Monday, May 3, 2010

Good supplies from middle of May likely to curb rally in rubber prices

During first quarter of 2010, rubber outperformed all leading commodities, including bullion as well equity. Rubber at the Kochi market rose from Rs 13,950 per 100 kg to above Rs 17,000 during the January – April period, offering almost 22% return within 3½ months while spot gold rose by 6.5% and the Sensex rose by 3% during same period. Such volatility was last witnessed during 1994-1998 when prices rose from almost Rs 2,500 per quintal to nearly Rs 6,000.

The rally in rubber prices is because of robust auto sector demand, growing economy of developing countries createing a huge gap between supply and demand and long dry spell at top three producing countries in the world.

Global rubber demand increased sharply since mid-2009, especially at China, while in the domestic market, boom in the auto sector created a scarcity.

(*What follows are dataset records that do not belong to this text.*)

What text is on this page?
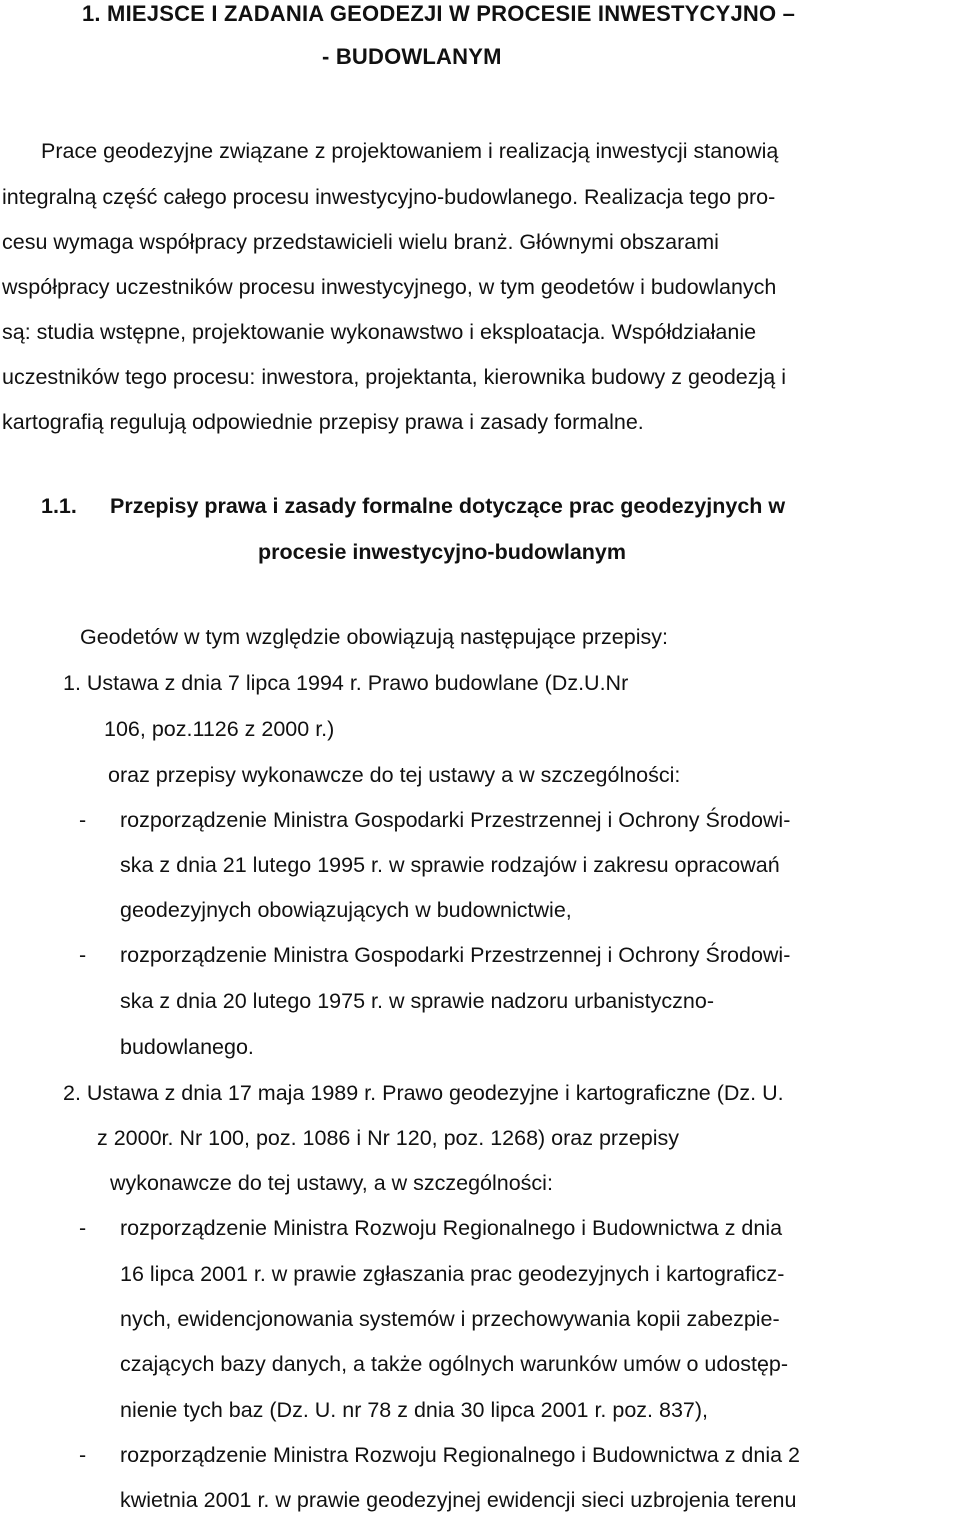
1. MIEJSCE I ZADANIA GEODEZJI W PROCESIE INWESTYCYJNO –
- BUDOWLANYM
Prace geodezyjne związane z projektowaniem i realizacją inwestycji stanowią
integralną część całego procesu inwestycyjno-budowlanego. Realizacja tego pro-
cesu wymaga współpracy przedstawicieli wielu branż. Głównymi obszarami
współpracy uczestników procesu inwestycyjnego, w tym geodetów i budowlanych
są: studia wstępne, projektowanie wykonawstwo i eksploatacja. Współdziałanie
uczestników tego procesu: inwestora, projektanta, kierownika budowy z geodezją i
kartografią regulują odpowiednie przepisy prawa i zasady formalne.
1.1. Przepisy prawa i zasady formalne dotyczące prac geodezyjnych w
procesie inwestycyjno-budowlanym
Geodetów w tym względzie obowiązują następujące przepisy:
1. Ustawa z dnia 7 lipca 1994 r. Prawo budowlane (Dz.U.Nr
106, poz.1126 z 2000 r.)
oraz przepisy wykonawcze do tej ustawy a w szczególności:
- rozporządzenie Ministra Gospodarki Przestrzennej i Ochrony Środowi-
ska z dnia 21 lutego 1995 r. w sprawie rodzajów i zakresu opracowań
geodezyjnych obowiązujących w budownictwie,
- rozporządzenie Ministra Gospodarki Przestrzennej i Ochrony Środowi-
ska z dnia 20 lutego 1975 r. w sprawie nadzoru urbanistyczno-
budowlanego.
2. Ustawa z dnia 17 maja 1989 r. Prawo geodezyjne i kartograficzne (Dz. U.
z 2000r. Nr 100, poz. 1086 i Nr 120, poz. 1268) oraz przepisy
wykonawcze do tej ustawy, a w szczególności:
- rozporządzenie Ministra Rozwoju Regionalnego i Budownictwa z dnia
16 lipca 2001 r. w prawie zgłaszania prac geodezyjnych i kartograficz-
nych, ewidencjonowania systemów i przechowywania kopii zabezpie-
czających bazy danych, a także ogólnych warunków umów o udostęp-
nienie tych baz (Dz. U. nr 78 z dnia 30 lipca 2001 r. poz. 837),
- rozporządzenie Ministra Rozwoju Regionalnego i Budownictwa z dnia 2
kwietnia 2001 r. w prawie geodezyjnej ewidencji sieci uzbrojenia terenu
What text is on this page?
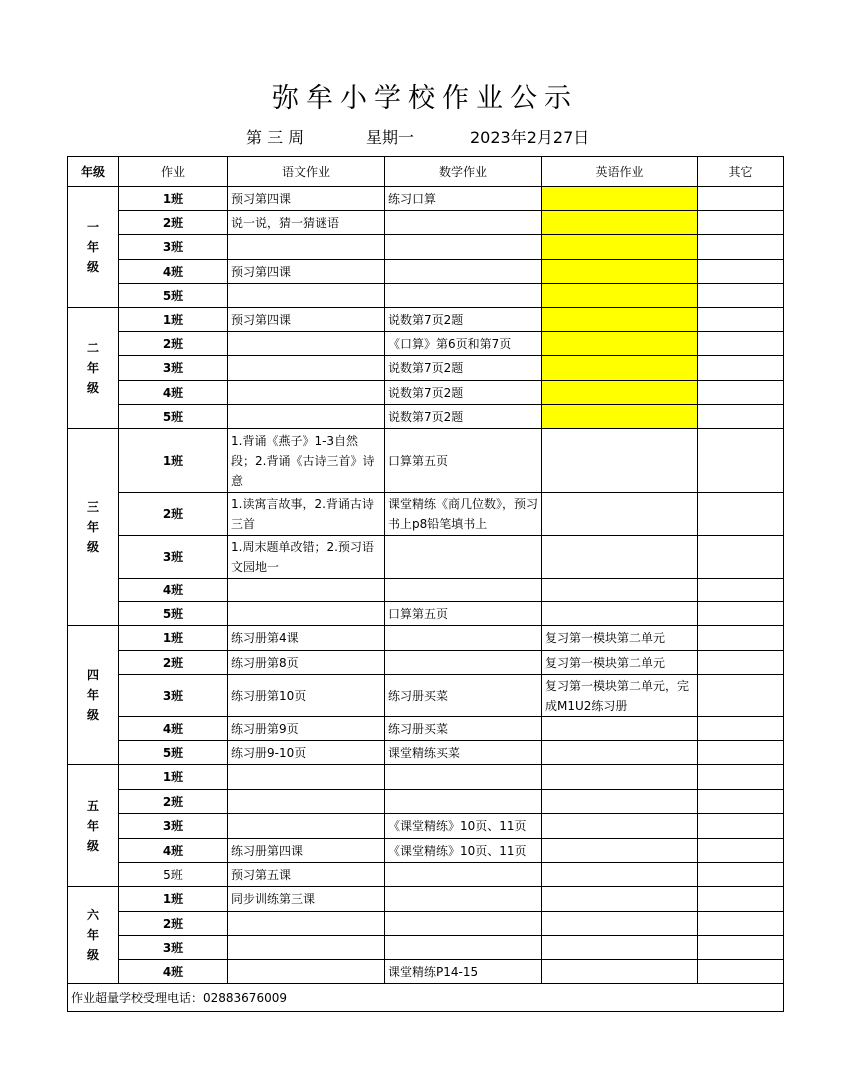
弥牟小学校作业公示
第 三 周	星期一	2023年2月27日
年级	作业	语文作业	数学作业	英语作业	其它
一
年
级	1班	预习第四课	练习口算		
	2班	说一说，猜一猜谜语			
	3班				
	4班	预习第四课			
	5班				
二
年
级	1班	预习第四课	说数第7页2题		
	2班		《口算》第6页和第7页		
	3班		说数第7页2题		
	4班		说数第7页2题		
	5班		说数第7页2题		
三
年
级	1班	1.背诵《燕子》1-3自然段；2.背诵《古诗三首》诗意	口算第五页		
	2班	1.读寓言故事，2.背诵古诗三首	课堂精练《商几位数》，预习书上p8铅笔填书上		
	3班	1.周末题单改错；2.预习语文园地一			
	4班				
	5班		口算第五页		
四
年
级	1班	练习册第4课		复习第一模块第二单元	
	2班	练习册第8页		复习第一模块第二单元	
	3班	练习册第10页	练习册买菜	复习第一模块第二单元，完成M1U2练习册	
	4班	练习册第9页	练习册买菜		
	5班	练习册9-10页	课堂精练买菜		
五
年
级	1班				
	2班				
	3班		《课堂精练》10页、11页		
	4班	练习册第四课	《课堂精练》10页、11页		
	5班	预习第五课			
六
年
级	1班	同步训练第三课			
	2班				
	3班				
	4班		课堂精练P14-15		
作业超量学校受理电话：02883676009					
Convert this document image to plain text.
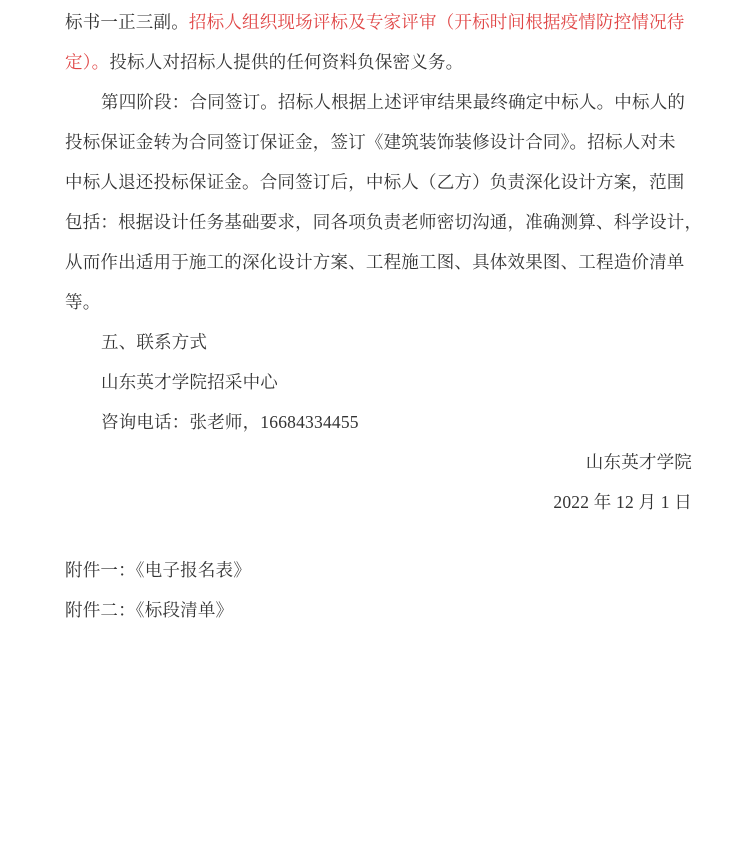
标书一正三副。招标人组织现场评标及专家评审（开标时间根据疫情防控情况待
定）。投标人对招标人提供的任何资料负保密义务。
第四阶段：合同签订。招标人根据上述评审结果最终确定中标人。中标人的
投标保证金转为合同签订保证金，签订《建筑装饰装修设计合同》。招标人对未
中标人退还投标保证金。合同签订后，中标人（乙方）负责深化设计方案，范围
包括：根据设计任务基础要求，同各项负责老师密切沟通，准确测算、科学设计，
从而作出适用于施工的深化设计方案、工程施工图、具体效果图、工程造价清单
等。
五、联系方式
山东英才学院招采中心
咨询电话：张老师，16684334455
山东英才学院
2022 年 12 月 1 日
附件一：《电子报名表》
附件二：《标段清单》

The automobile industry is the single biggest user of rubber, easily consuming about 70% of the world’s latex production. Continued decline in supply of rubber latex in global market pushed Indian rubber prices to a historical level. In the last 15-months, rubber prices at Kochi have more than doubled from around Rs 7,000 per quintal to Rs 17,000, offering almost 140% return in the last 15 months or more than 9% return per month.

Severe drought, the current wintering season as well as active replanting activities in most major producing countries have resulted in drop in production, while demand grew in India and China.

In India, sales of vehicles –– including cars, utility vehicles, trucks, buses, motorcycles and scooters – jumped to 12.3 million units in 2009-10, data from Siam showed.

Meanwhile, auto sales in China overtook that of the US in 2009 to become the world’s largest auto market. Apart from this, rubber prices were also supported by a weakening dollar, volatility in yen and increasing crude oil prices.

The dollar index rallied from 77.918 at beginning of the year to 82.714 on April 28 against a basket of six currencies, while crude oil prices also went up from $80 per barrel to $87 in the first week of April. Other factor which was helpful to rubber prices was the favourable weather in Thailand.

Tyre production in India touched 87.8 million units in the first eleven months of the 2009-10 financial year, a growth of 17% over the same period last year.